Pathophysiology & Clinical Features

  • Hypovolemic, obstructive, and cardiogenic shock: all cause reduced cardiac output and poor tissue perfusion.
  • Distributive shock: marked by low systemic vascular resistance and warm, flushed extremities (except neurogenic, which has bradycardia).
  • Organ malperfusion leads to multi-organ dysfunction: lactic acidosis, AKI, encephalopathy, hepatic injury, mesenteric ischemia.
  • Classic findings:
    • Cold, pale, mottled extremities in low-output shocks.
    • Warm, red extremities in distributive shocks.

Diagnostic Approach

  • Shock index = heart rate / systolic BP; >1 suggests shock.
  • Elevated lactate indicates tissue hypoperfusion.
  • Look for decreased organ perfusion: altered mental status, AKI (↑creatinine, ↓urine), liver injury (↑LFTs), EKG changes.
  • Swan-Ganz catheter measurements help differentiate shock type (cardiac index, SVO2, SVR, CVP, PCWP).

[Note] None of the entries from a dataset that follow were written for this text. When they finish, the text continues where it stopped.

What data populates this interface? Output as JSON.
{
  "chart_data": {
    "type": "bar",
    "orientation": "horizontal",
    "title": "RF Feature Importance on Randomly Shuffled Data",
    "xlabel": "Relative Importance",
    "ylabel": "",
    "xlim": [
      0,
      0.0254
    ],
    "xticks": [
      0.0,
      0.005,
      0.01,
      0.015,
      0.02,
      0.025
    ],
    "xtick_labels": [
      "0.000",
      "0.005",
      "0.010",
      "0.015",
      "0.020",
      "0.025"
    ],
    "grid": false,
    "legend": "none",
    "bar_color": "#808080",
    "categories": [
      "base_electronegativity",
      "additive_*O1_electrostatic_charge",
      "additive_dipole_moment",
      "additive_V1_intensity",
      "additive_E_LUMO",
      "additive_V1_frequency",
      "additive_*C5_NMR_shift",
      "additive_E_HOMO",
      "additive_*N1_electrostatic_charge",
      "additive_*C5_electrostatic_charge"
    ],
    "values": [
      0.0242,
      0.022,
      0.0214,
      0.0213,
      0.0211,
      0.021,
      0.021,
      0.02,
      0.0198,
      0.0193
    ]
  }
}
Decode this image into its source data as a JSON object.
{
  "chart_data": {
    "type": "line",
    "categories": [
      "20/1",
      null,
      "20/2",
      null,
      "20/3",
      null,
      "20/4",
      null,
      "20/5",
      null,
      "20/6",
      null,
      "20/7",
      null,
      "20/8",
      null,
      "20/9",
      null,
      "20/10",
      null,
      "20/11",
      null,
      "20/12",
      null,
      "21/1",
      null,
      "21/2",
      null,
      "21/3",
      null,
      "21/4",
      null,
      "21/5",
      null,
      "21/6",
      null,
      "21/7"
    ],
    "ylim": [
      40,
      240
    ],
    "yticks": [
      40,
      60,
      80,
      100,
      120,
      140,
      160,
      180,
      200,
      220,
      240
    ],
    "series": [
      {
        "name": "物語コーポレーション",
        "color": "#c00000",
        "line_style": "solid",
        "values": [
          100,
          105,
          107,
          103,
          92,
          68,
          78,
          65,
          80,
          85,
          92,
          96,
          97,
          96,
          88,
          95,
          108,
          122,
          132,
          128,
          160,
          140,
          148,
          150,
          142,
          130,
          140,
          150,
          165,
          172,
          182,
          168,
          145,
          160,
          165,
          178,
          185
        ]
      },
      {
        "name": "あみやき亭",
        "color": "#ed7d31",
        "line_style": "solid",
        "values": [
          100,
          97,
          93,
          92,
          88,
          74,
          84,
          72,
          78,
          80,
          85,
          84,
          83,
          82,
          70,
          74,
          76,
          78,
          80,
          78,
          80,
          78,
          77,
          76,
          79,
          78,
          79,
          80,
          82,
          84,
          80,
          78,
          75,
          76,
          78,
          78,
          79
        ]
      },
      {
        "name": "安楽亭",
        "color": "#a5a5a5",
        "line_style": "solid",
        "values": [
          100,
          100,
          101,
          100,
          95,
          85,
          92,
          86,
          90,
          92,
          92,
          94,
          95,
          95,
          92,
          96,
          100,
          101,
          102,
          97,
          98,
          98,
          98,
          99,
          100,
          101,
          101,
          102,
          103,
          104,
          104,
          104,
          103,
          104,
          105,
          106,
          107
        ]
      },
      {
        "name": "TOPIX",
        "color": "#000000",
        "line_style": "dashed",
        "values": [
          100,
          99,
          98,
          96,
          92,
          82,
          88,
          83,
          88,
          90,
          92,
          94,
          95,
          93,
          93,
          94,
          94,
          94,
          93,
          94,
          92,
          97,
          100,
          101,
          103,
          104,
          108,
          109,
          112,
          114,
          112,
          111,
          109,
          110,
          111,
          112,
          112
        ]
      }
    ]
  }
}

Hemodynamic Patterns by Shock Type

  • Hypovolemic: low CO, low CVP/PCWP, high SVR.
  • Obstructive: low CO, high CVP, variable PCWP, high SVR.
  • Cardiogenic: low CO, high CVP/PCWP, high SVR.
  • Distributive: high CO, low SVR, low CVP/PCWP.

Treatment Strategies

  • Hypovolemic: replace fluids or blood, treat cause.
  • Obstructive: relieve obstruction (pericardiocentesis, chest tube, thrombolysis/embolectomy).
  • Cardiogenic: treat underlying cause (revascularization, valve repair, antiarrhythmics, inotropes, mechanical support).
  • Distributive:
    • Anaphylaxis—immediate epinephrine.
    • Sepsis—antibiotics, fluids, source control, vasopressors (norepinephrine, vasopressin).

Key Terms & Definitions

  • Cardiac Output (CO) — volume of blood the heart pumps per minute.
  • Mean Arterial Pressure (MAP) — average blood pressure in the arteries.
  • Systemic Vascular Resistance (SVR) — resistance blood faces in systemic circulation.
  • Central Venous Pressure (CVP) — pressure in the thoracic vena cava near the right atrium.
  • Pulmonary Capillary Wedge Pressure (PCWP) — reflects left atrial pressure.
  • Reflex Tachycardia — compensatory increase in heart rate in response to hypotension.
  • Multiorgan Dysfunction — failure of multiple organs due to poor perfusion.

Action Items / Next Steps

  • Review the clinical features and hemodynamics of each shock type.
  • Practice differentiating shock based on physical findings and swan-ganz data.
  • Complete recommended readings on shock management and complications.